Entre el 31 de octubre y el 12 de noviembre de 2021 se realizó la vigesimosexta Conferencia de las Partes (COP, por sus siglas en inglés) de las Naciones Unidas sobre el Cambio Climático en Glasgow, Escocia. Su nombre, “Conferencia de las Partes”, no le hace honor al histórico propósito del encuentro: enfrentar la destrucción inminente del régimen climático en el que se ha desarrollado la especie humana desde sus orígenes. La frase “cambio climático” tampoco transmite la magnitud, rapidez ni potencial catastrófico del fenómeno en cuestión: un colapso ecológico planetario, que implica no sólo la alteración del clima sino también la acidificación de los océanos, el deshielo de los polos (con el consecuente hundimiento de las costas) y la sexta extinción masiva de especies en la historia de la Tierra.

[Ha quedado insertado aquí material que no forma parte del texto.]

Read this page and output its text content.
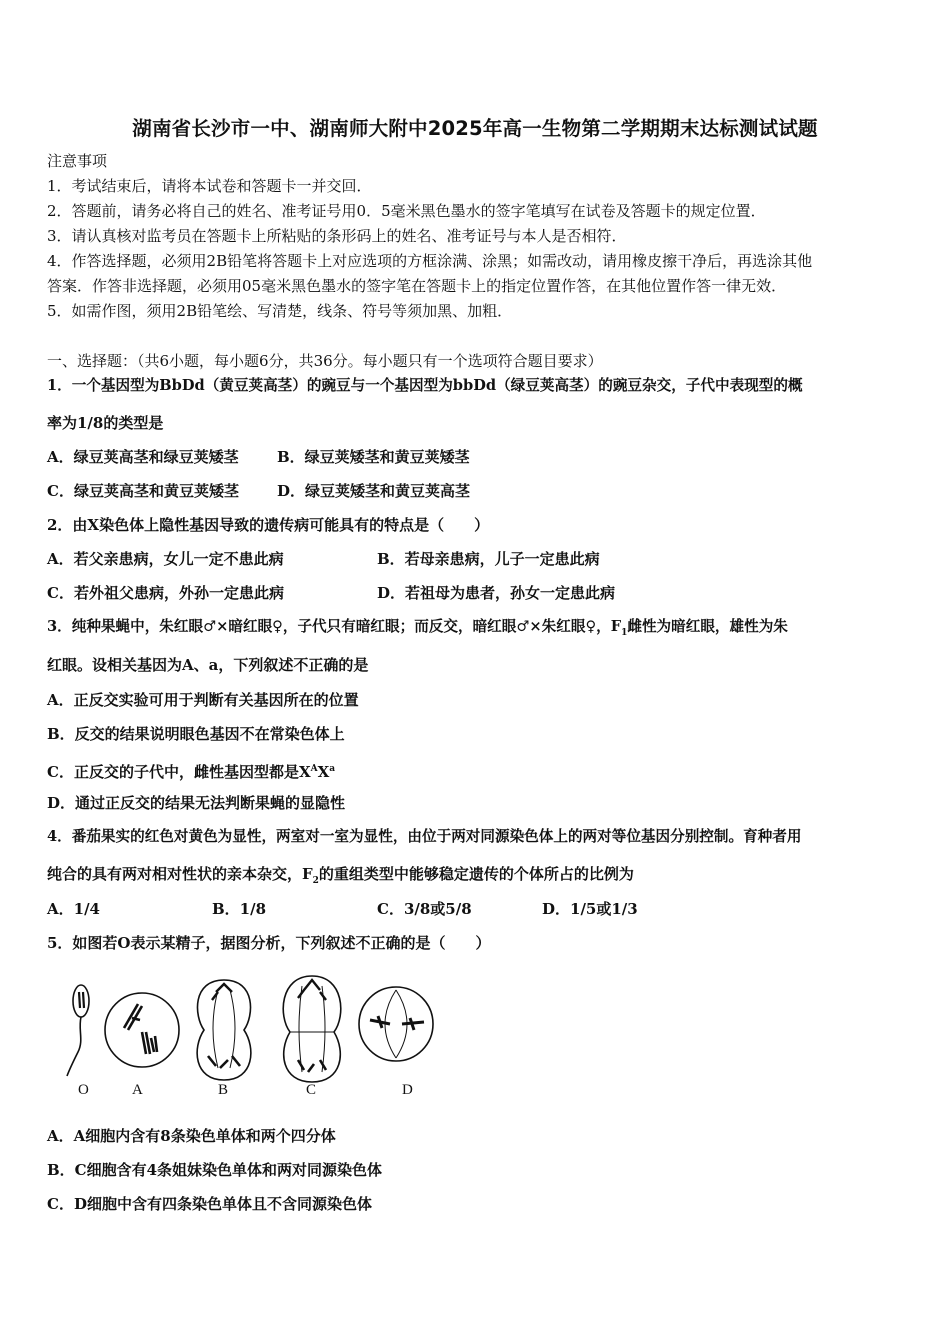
湖南省长沙市一中、湖南师大附中2025年高一生物第二学期期末达标测试试题
注意事项
1．考试结束后，请将本试卷和答题卡一并交回．
2．答题前，请务必将自己的姓名、准考证号用0．5毫米黑色墨水的签字笔填写在试卷及答题卡的规定位置．
3．请认真核对监考员在答题卡上所粘贴的条形码上的姓名、准考证号与本人是否相符．
4．作答选择题，必须用2B铅笔将答题卡上对应选项的方框涂满、涂黑；如需改动，请用橡皮擦干净后，再选涂其他
答案．作答非选择题，必须用05毫米黑色墨水的签字笔在答题卡上的指定位置作答，在其他位置作答一律无效．
5．如需作图，须用2B铅笔绘、写清楚，线条、符号等须加黑、加粗．
一、选择题：（共6小题，每小题6分，共36分。每小题只有一个选项符合题目要求）
1．一个基因型为BbDd（黄豆荚高茎）的豌豆与一个基因型为bbDd（绿豆荚高茎）的豌豆杂交，子代中表现型的概
率为1/8的类型是
A．绿豆荚高茎和绿豆荚矮茎	B．绿豆荚矮茎和黄豆荚矮茎
C．绿豆荚高茎和黄豆荚矮茎	D．绿豆荚矮茎和黄豆荚高茎
2．由X染色体上隐性基因导致的遗传病可能具有的特点是（　　）
A．若父亲患病，女儿一定不患此病	B．若母亲患病，儿子一定患此病
C．若外祖父患病，外孙一定患此病	D．若祖母为患者，孙女一定患此病
3．纯种果蝇中，朱红眼♂×暗红眼♀，子代只有暗红眼；而反交，暗红眼♂×朱红眼♀，$F_1$雌性为暗红眼，雄性为朱
红眼。设相关基因为A、a，下列叙述不正确的是
A．正反交实验可用于判断有关基因所在的位置
B．反交的结果说明眼色基因不在常染色体上
C．正反交的子代中，雌性基因型都是$X^AX^a$
D．通过正反交的结果无法判断果蝇的显隐性
4．番茄果实的红色对黄色为显性，两室对一室为显性，由位于两对同源染色体上的两对等位基因分别控制。育种者用
纯合的具有两对相对性状的亲本杂交，$F_2$的重组类型中能够稳定遗传的个体所占的比例为
A．1/4	B．1/8	C．3/8或5/8	D．1/5或1/3
5．如图若O表示某精子，据图分析，下列叙述不正确的是（　　）
O	A	B	C	D
A．A细胞内含有8条染色单体和两个四分体
B．C细胞含有4条姐妹染色单体和两对同源染色体
C．D细胞中含有四条染色单体且不含同源染色体
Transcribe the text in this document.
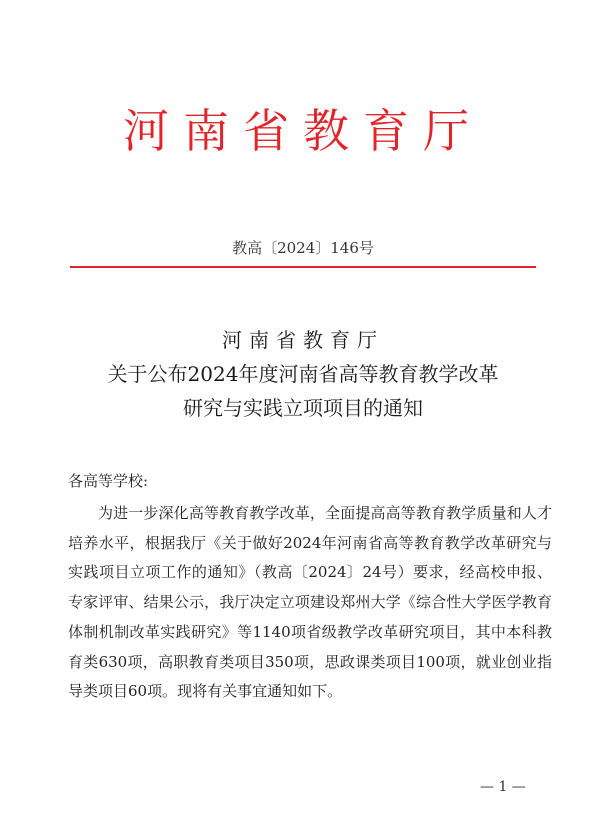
河南省教育厅
教高〔2024〕146号
河南省教育厅
关于公布2024年度河南省高等教育教学改革
研究与实践立项项目的通知
各高等学校:
为进一步深化高等教育教学改革，全面提高高等教育教学质量和人才培养水平，根据我厅《关于做好2024年河南省高等教育教学改革研究与实践项目立项工作的通知》（教高〔2024〕24号）要求，经高校申报、专家评审、结果公示，我厅决定立项建设郑州大学《综合性大学医学教育体制机制改革实践研究》等1140项省级教学改革研究项目，其中本科教育类630项，高职教育类项目350项，思政课类项目100项，就业创业指导类项目60项。现将有关事宜通知如下。
— 1 —
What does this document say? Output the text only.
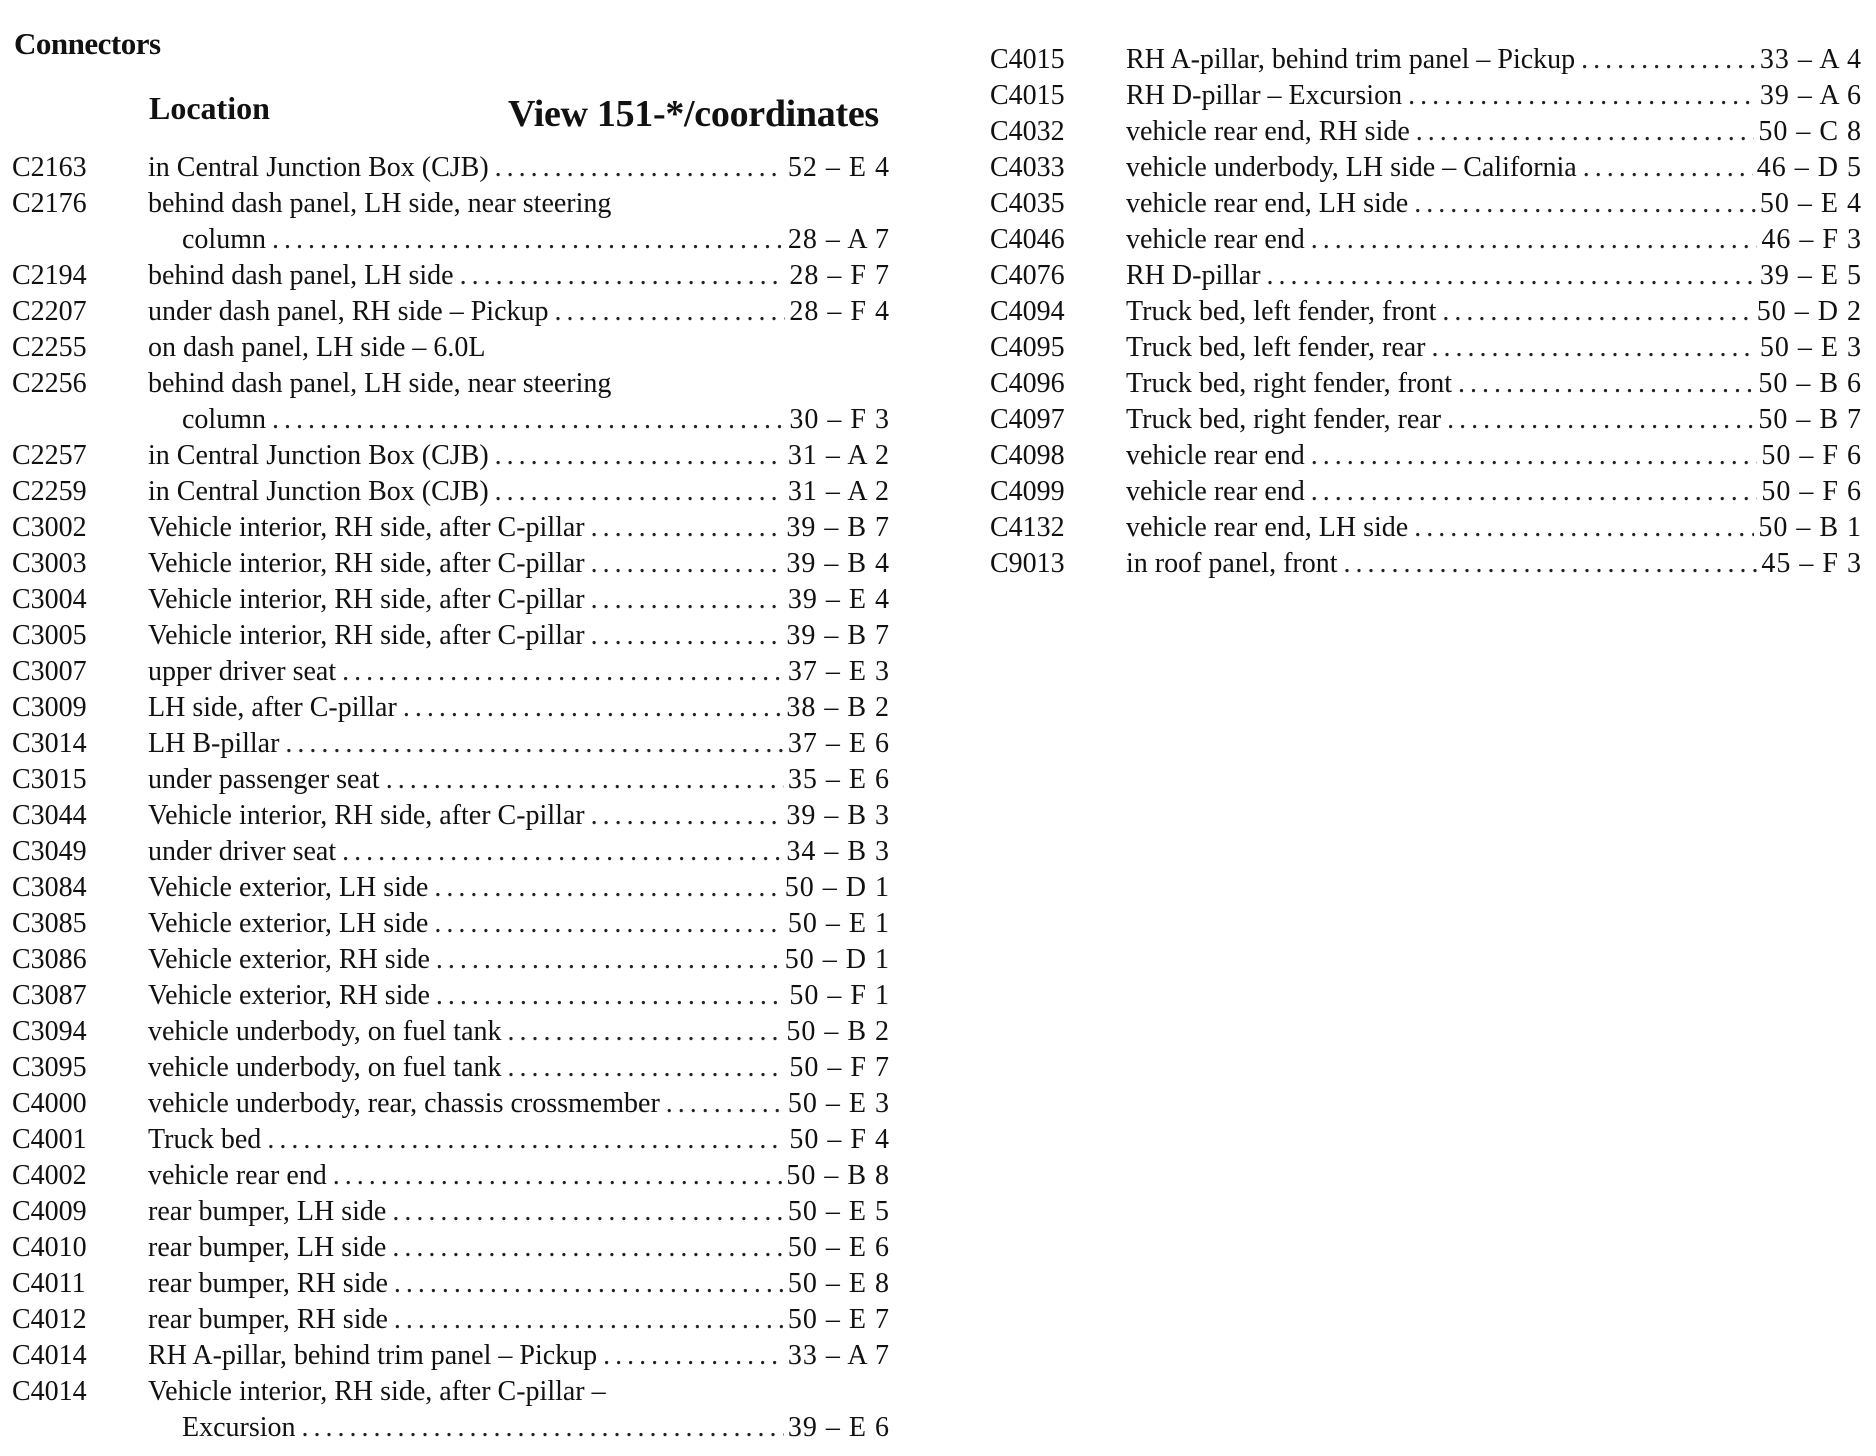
Connectors
Location	View 151-*/coordinates
C2163 in Central Junction Box (CJB) . . .	52 – E 4
C2176 behind dash panel, LH side, near steering
column . . .	28 – A 7
C2194 behind dash panel, LH side . . .	28 – F 7
C2207 under dash panel, RH side – Pickup . . .	28 – F 4
C2255 on dash panel, LH side – 6.0L
C2256 behind dash panel, LH side, near steering
column . . .	30 – F 3
C2257 in Central Junction Box (CJB) . . .	31 – A 2
C2259 in Central Junction Box (CJB) . . .	31 – A 2
C3002 Vehicle interior, RH side, after C-pillar . . .	39 – B 7
C3003 Vehicle interior, RH side, after C-pillar . . .	39 – B 4
C3004 Vehicle interior, RH side, after C-pillar . . .	39 – E 4
C3005 Vehicle interior, RH side, after C-pillar . . .	39 – B 7
C3007 upper driver seat . . .	37 – E 3
C3009 LH side, after C-pillar . . .	38 – B 2
C3014 LH B-pillar . . .	37 – E 6
C3015 under passenger seat . . .	35 – E 6
C3044 Vehicle interior, RH side, after C-pillar . . .	39 – B 3
C3049 under driver seat . . .	34 – B 3
C3084 Vehicle exterior, LH side . . .	50 – D 1
C3085 Vehicle exterior, LH side . . .	50 – E 1
C3086 Vehicle exterior, RH side . . .	50 – D 1
C3087 Vehicle exterior, RH side . . .	50 – F 1
C3094 vehicle underbody, on fuel tank . . .	50 – B 2
C3095 vehicle underbody, on fuel tank . . .	50 – F 7
C4000 vehicle underbody, rear, chassis crossmember . . .	50 – E 3
C4001 Truck bed . . .	50 – F 4
C4002 vehicle rear end . . .	50 – B 8
C4009 rear bumper, LH side . . .	50 – E 5
C4010 rear bumper, LH side . . .	50 – E 6
C4011 rear bumper, RH side . . .	50 – E 8
C4012 rear bumper, RH side . . .	50 – E 7
C4014 RH A-pillar, behind trim panel – Pickup . . .	33 – A 7
C4014 Vehicle interior, RH side, after C-pillar –
Excursion . . .	39 – E 6
C4015 RH A-pillar, behind trim panel – Pickup . . .	33 – A 4
C4015 RH D-pillar – Excursion . . .	39 – A 6
C4032 vehicle rear end, RH side . . .	50 – C 8
C4033 vehicle underbody, LH side – California . . .	46 – D 5
C4035 vehicle rear end, LH side . . .	50 – E 4
C4046 vehicle rear end . . .	46 – F 3
C4076 RH D-pillar . . .	39 – E 5
C4094 Truck bed, left fender, front . . .	50 – D 2
C4095 Truck bed, left fender, rear . . .	50 – E 3
C4096 Truck bed, right fender, front . . .	50 – B 6
C4097 Truck bed, right fender, rear . . .	50 – B 7
C4098 vehicle rear end . . .	50 – F 6
C4099 vehicle rear end . . .	50 – F 6
C4132 vehicle rear end, LH side . . .	50 – B 1
C9013 in roof panel, front . . .	45 – F 3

Las “Partes” son 197 países tan distintos como las diminutas naciones insulares de Barbados y Tuvalu, cuya existencia está directamente amenazada por el aumento del nivel del mar, y China y Estados Unidos, responsables de casi la mitad de las emisiones de CO2 del mundo: en China, donde se fabrican mercancías de exportación global, se emite 30% y en Estados Unidos, donde vive buena parte de la población más rica y consumista, 15%. El criterio socioeconómico es mucho más influyente que el geopolítico al hablar de las emisiones de gases de efecto invernadero (GEI), pues el 16% más rico es responsable del 38% de todas las emisiones, mientras que la mitad menos adinerada emite menos del 50% del carbono.[1]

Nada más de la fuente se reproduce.